Subject: Dodd-Frank Act, Title IX, Asset-backed Securities
From: John J. McCauley

March 29, 2011

Title IX of the Dodd Frank Act seeks to address the defects of the prior model of securitization by imposing requirements for transparency, due diligence, representations and warranties, and retention of credit risk.

"Skin in the Game of 5%" proposed by the FDIC is no deterrent on mortgages that have not received a 20% down payment.

The wrapping up/processing/and securitization fees received, for providing "questionable mortgages with less than 20% down payment, and questionable real estate assessed values that the mortgage is based upon" into the Securitization Market, are far in excess of the maximum potential loss for holding 5% skin in the game.

The 5% skin in the game will be the maximum potential loss for playing the game!
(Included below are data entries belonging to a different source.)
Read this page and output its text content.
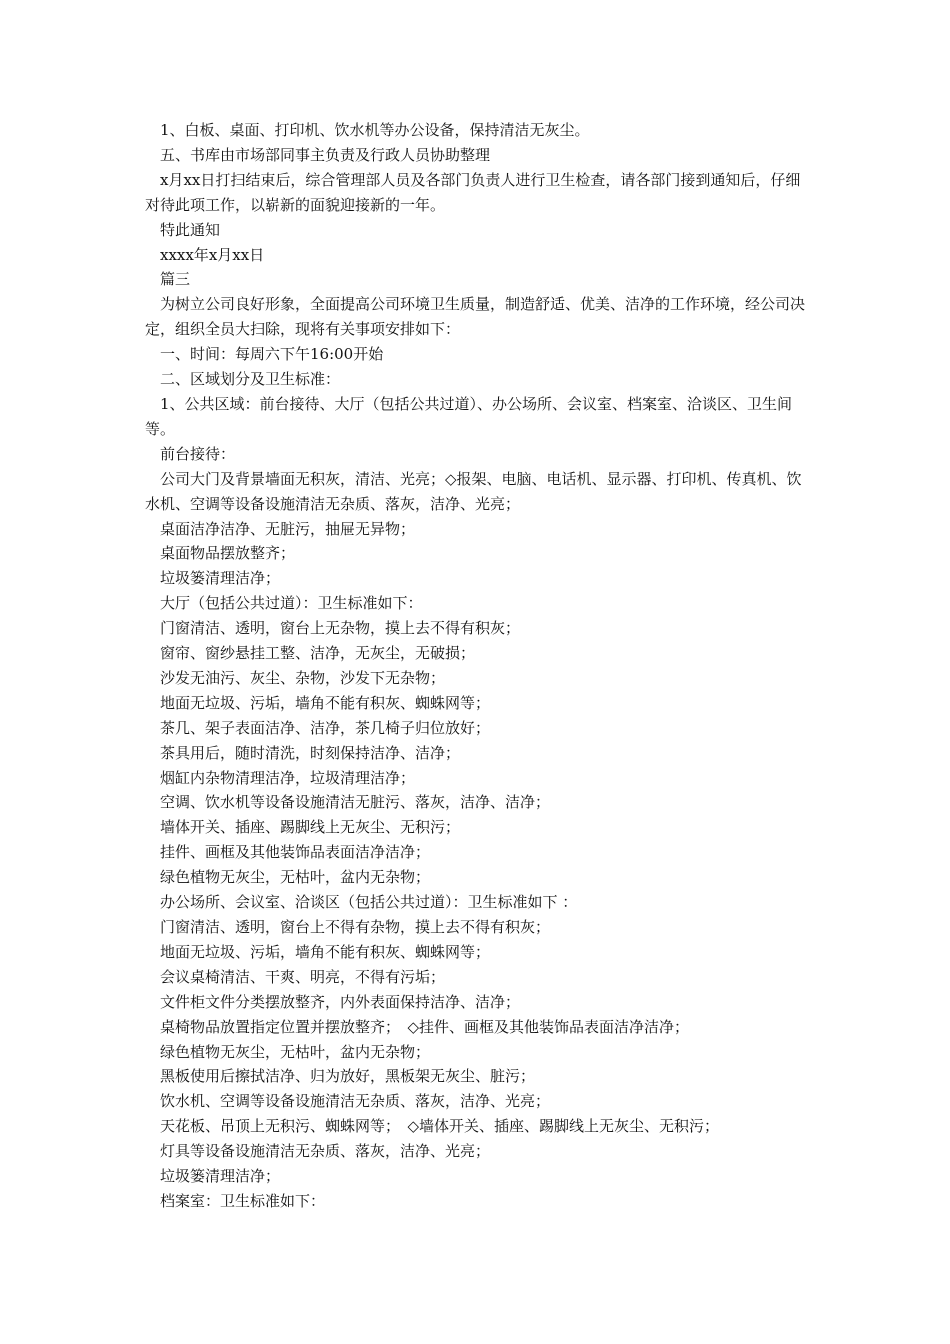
1、白板、桌面、打印机、饮水机等办公设备，保持清洁无灰尘。

五、书库由市场部同事主负责及行政人员协助整理

x月xx日打扫结束后，综合管理部人员及各部门负责人进行卫生检查，请各部门接到通知后，仔细对待此项工作，以崭新的面貌迎接新的一年。

特此通知

xxxx年x月xx日

篇三

为树立公司良好形象，全面提高公司环境卫生质量，制造舒适、优美、洁净的工作环境，经公司决定，组织全员大扫除，现将有关事项安排如下：

一、时间：每周六下午16:00开始

二、区域划分及卫生标准：

1、公共区域：前台接待、大厅（包括公共过道）、办公场所、会议室、档案室、洽谈区、卫生间等。

前台接待：

公司大门及背景墙面无积灰，清洁、光亮；◇报架、电脑、电话机、显示器、打印机、传真机、饮水机、空调等设备设施清洁无杂质、落灰，洁净、光亮；

桌面洁净洁净、无脏污，抽屉无异物；

桌面物品摆放整齐；

垃圾篓清理洁净；

大厅（包括公共过道）：卫生标准如下：

门窗清洁、透明，窗台上无杂物，摸上去不得有积灰；

窗帘、窗纱悬挂工整、洁净，无灰尘，无破损；

沙发无油污、灰尘、杂物，沙发下无杂物；

地面无垃圾、污垢，墙角不能有积灰、蜘蛛网等；

茶几、架子表面洁净、洁净，茶几椅子归位放好；

茶具用后，随时清洗，时刻保持洁净、洁净；

烟缸内杂物清理洁净，垃圾清理洁净；

空调、饮水机等设备设施清洁无脏污、落灰，洁净、洁净；

墙体开关、插座、踢脚线上无灰尘、无积污；

挂件、画框及其他装饰品表面洁净洁净；

绿色植物无灰尘，无枯叶，盆内无杂物；

办公场所、会议室、洽谈区（包括公共过道）：卫生标准如下 ：

门窗清洁、透明，窗台上不得有杂物，摸上去不得有积灰；

地面无垃圾、污垢，墙角不能有积灰、蜘蛛网等；

会议桌椅清洁、干爽、明亮，不得有污垢；

文件柜文件分类摆放整齐，内外表面保持洁净、洁净；

桌椅物品放置指定位置并摆放整齐；　◇挂件、画框及其他装饰品表面洁净洁净；

绿色植物无灰尘，无枯叶，盆内无杂物；

黑板使用后擦拭洁净、归为放好，黑板架无灰尘、脏污；

饮水机、空调等设备设施清洁无杂质、落灰，洁净、光亮；

天花板、吊顶上无积污、蜘蛛网等；　◇墙体开关、插座、踢脚线上无灰尘、无积污；

灯具等设备设施清洁无杂质、落灰，洁净、光亮；

垃圾篓清理洁净；

档案室：卫生标准如下：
A 20% skin in the game for the loan originator will be a far more effective deterrent when securitizing mortgages with less than a 20% down payment.

Finally, after the Savings & Loan collapse from 1988 thru 1991, National Home Builders (many publically traded) began establishing mortgage subsidiaries.

They saw the $$$ at the end of the rainbow and issued mortgages for their new homes for which they could charge more for the sale by issuing liar loans, and interest only mortgages in order to show higher profits in their "Home Building Operations". Then they sold the mortgages to be "securitized on Wall Street" for another profit in their mortgage subsidiary and unloaded all their risk.

I hope someone is auditing that massive "Conflict of Interest" some of which should be criminally prosecuted!

I hope the new laws prohibit the Home Builder, as well as Real Estate Agents, and all their related companies from "Mortgage Origination and Appraisals".